Could someone now explain what is going on? This behavior seems the near exact opposite of what it should be doing.

kutjara
April 25th, 2008, 01:36 AM
I feel your pain. I had similar problems trying to get a Broadcom BCM4328 wireless card working with NDISWrapper in 64 bit hardy. In the end, I got the card working, but couldn't for the life of me make WPA work (which pretty much made the card useless).

I have an Atheros AR5007EG on my Acer Aspire standby laptop. I'm running 32 bit Hardy on it, but the card works beautifully with the prepatched driver you can download from here:

http://madwifi.org/ticket/1679

This fixed the problem Madwifi had with this card (at least it did for me).

When I couldn't get the Broadcom card in my primary laptop to work in 64 bit Hardy, I bought a Belkin F5D5070 (which uses the Ralink rt73 chipset). I installed the Serialmonkey drivers (www.serialmonkey.com), and they worked perfectly (with WPA and everything). You should also use the RutilT GUI network manager, which can be downloaded from the same site, and works nicely with the driver.

If you haven't already, give these solutions a try, and let me know how it goes.

nray
April 27th, 2008, 12:48 PM
I have an Atheros AR5007EG on my Acer Aspire standby laptop. I'm running 32 bit Hardy on it, but the card works beautifully with the prepatched driver you can download from here:

http://madwifi.org/ticket/1679


That is not an option for me in 64-bit:

http://madwifi.org/wiki/Releases/0.9.4

"An experimental patch that adds AR5007 support at least for i386 (32bit) is attached to ticket #1679"

ndiswrapper is my *only* option in 64-bit, and it definitely does not work in 7.10, and I just tested 8.04, and while 8.04 solved the wired networking total wackiness and includes the usable ndiswrapper 1.50 instead of the older buggy 1.43, ndiswrapper still doesn't work.

And a word of warning to anyone trying the 7.4.2.75 with ndiswrapper from the http://www.atheros.cz/ website - don't. I did a ndiswrapper -i netathwx.inf and it appeared to work, but on reboot 7.10 and 8.04 *will* hang, 8.04 throwing the error "udevd-event[3179]: run_program: 'sbin/modprobe' abnormal exit".

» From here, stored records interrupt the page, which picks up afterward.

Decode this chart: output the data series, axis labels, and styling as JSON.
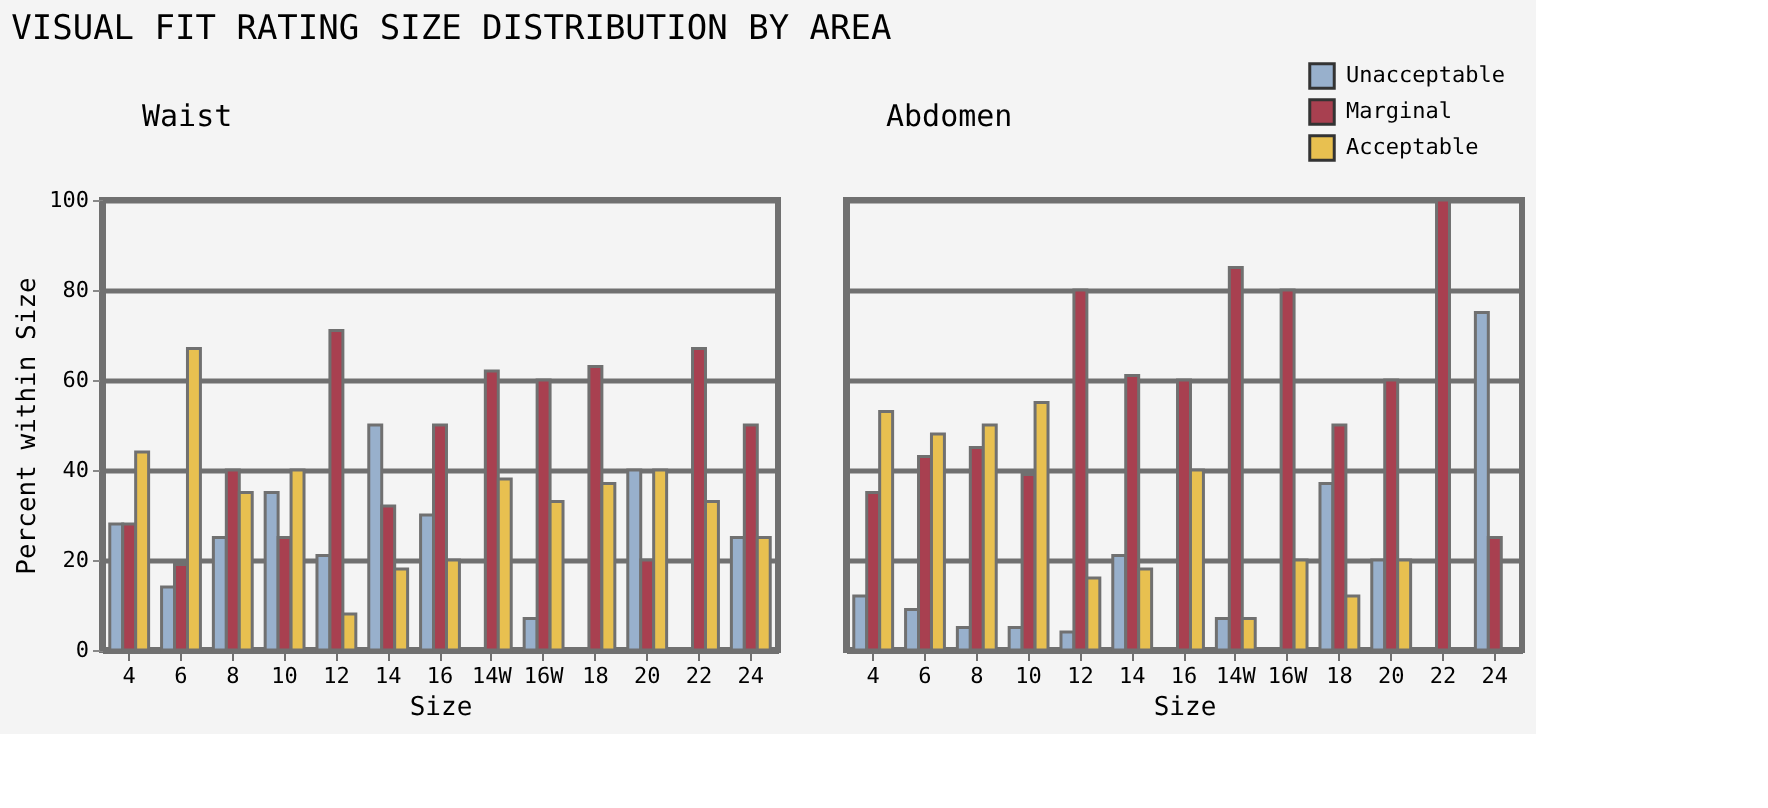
{
  "chart_data": [
    {
      "type": "other",
      "title": "VISUAL FIT RATING SIZE DISTRIBUTION BY AREA"
    },
    {
      "type": "bar",
      "title": "Waist",
      "xlabel": "Size",
      "ylabel": "Percent within Size",
      "categories": [
        "4",
        "6",
        "8",
        "10",
        "12",
        "14",
        "16",
        "14W",
        "16W",
        "18",
        "20",
        "22",
        "24"
      ],
      "series": [
        {
          "color": "#98b0cc",
          "values": [
            28,
            14,
            25,
            35,
            21,
            50,
            30,
            null,
            7,
            null,
            40,
            null,
            25
          ]
        },
        {
          "color": "#a84050",
          "values": [
            28,
            19,
            40,
            25,
            71,
            32,
            50,
            62,
            60,
            63,
            20,
            67,
            50
          ]
        },
        {
          "color": "#e8c050",
          "values": [
            44,
            67,
            35,
            40,
            8,
            18,
            20,
            38,
            33,
            37,
            40,
            33,
            25
          ]
        }
      ],
      "ylim": [
        0,
        100
      ],
      "yticks": [
        0,
        20,
        40,
        60,
        80,
        100
      ],
      "grid": "y"
    },
    {
      "type": "bar",
      "title": "Abdomen",
      "xlabel": "Size",
      "categories": [
        "4",
        "6",
        "8",
        "10",
        "12",
        "14",
        "16",
        "14W",
        "16W",
        "18",
        "20",
        "22",
        "24"
      ],
      "series": [
        {
          "name": "Unacceptable",
          "color": "#98b0cc",
          "values": [
            12,
            9,
            5,
            5,
            4,
            21,
            null,
            7,
            null,
            37,
            20,
            null,
            75
          ]
        },
        {
          "name": "Marginal",
          "color": "#a84050",
          "values": [
            35,
            43,
            45,
            39,
            80,
            61,
            60,
            85,
            80,
            50,
            60,
            100,
            25
          ]
        },
        {
          "name": "Acceptable",
          "color": "#e8c050",
          "values": [
            53,
            48,
            50,
            55,
            16,
            18,
            40,
            7,
            20,
            12,
            20,
            null,
            null
          ]
        }
      ],
      "ylim": [
        0,
        100
      ],
      "yticks": [
        0,
        20,
        40,
        60,
        80,
        100
      ],
      "grid": "y",
      "legend": "top right",
      "tick_labels": "x"
    }
  ]
}
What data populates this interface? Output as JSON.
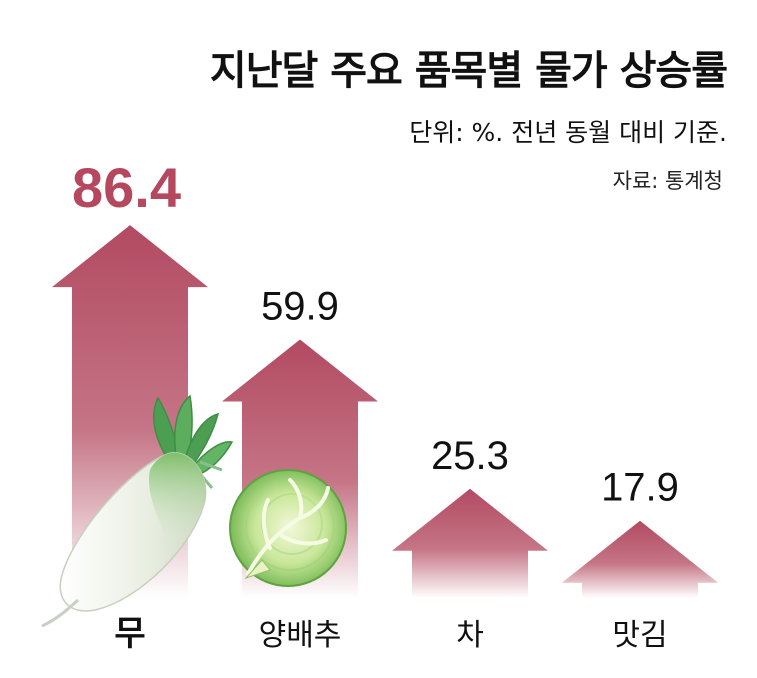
{
  "header": {
    "title": "지난달 주요 품목별 물가 상승률",
    "unit_note": "단위: %. 전년 동월 대비 기준.",
    "source": "자료: 통계청"
  },
  "chart_data": {
    "type": "bar",
    "bar_style": "upward-arrow",
    "categories": [
      "무",
      "양배추",
      "차",
      "맛김"
    ],
    "values": [
      86.4,
      59.9,
      25.3,
      17.9
    ],
    "value_labels": [
      "86.4",
      "59.9",
      "25.3",
      "17.9"
    ],
    "title": "지난달 주요 품목별 물가 상승률",
    "xlabel": "",
    "ylabel": "",
    "ylim": [
      0,
      95
    ],
    "grid": false,
    "legend": "none",
    "highlight_index": 0,
    "illustrations": [
      "radish-icon",
      "cabbage-icon",
      "",
      ""
    ]
  },
  "colors": {
    "arrow_top": "#b24a62",
    "arrow_bottom": "#ffffff",
    "highlight_text": "#b5485f",
    "text": "#111111",
    "radish_white": "#f3f5ee",
    "radish_green": "#9dcf87",
    "leaf_green": "#56a65c",
    "cabbage_outer": "#8fcf6e",
    "cabbage_inner": "#e6f3c4"
  }
}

So if anyone is going to try ndiswrapper in 64-bit with the AR5007EG, stick with the 5.3.0.56 drivers (not that I've gotten them to work, but at least ndiswrapper doesn't lock the computer up on boot with them).

nray
April 29th, 2008, 12:09 AM
Found a solution -

In at least 64-bit Ubuntu 8.04, with the ndiswrapper package (version 1.50 at the time of this writing), using the XP x64 5.3.0.56 driver, it is absolutely necessary to put this line into /etc/network/interfaces under iface wlan0 with your AR5007EG's hardware ethernet address where 00:00:00:00:00:00 is:

pre-up /sbin/ifconfig wlan0 hw ether 00:00:00:00:00:00

With that line in place, things worked they way they should in 64-bit. I didn't need that line in 32-bit Ubuntu 7.10 with ndiswrapper, but I needed it in 64-bit.

Tux0r
May 11th, 2008, 08:35 AM
Didn't work for me I have 5006EG
locks up at login, gonna have to reinstall Ubuntu because revert the changes doesn't help.

Tux0r
May 11th, 2008, 08:35 AM
may ndiswrapper burn in hell, this is not the first time it ruins Ubuntu for me.

Temüjin
May 11th, 2008, 08:46 AM
Hey now, ndiswrapper does a good job for me. It all depends on the quality of the Windows drivers you're using it with.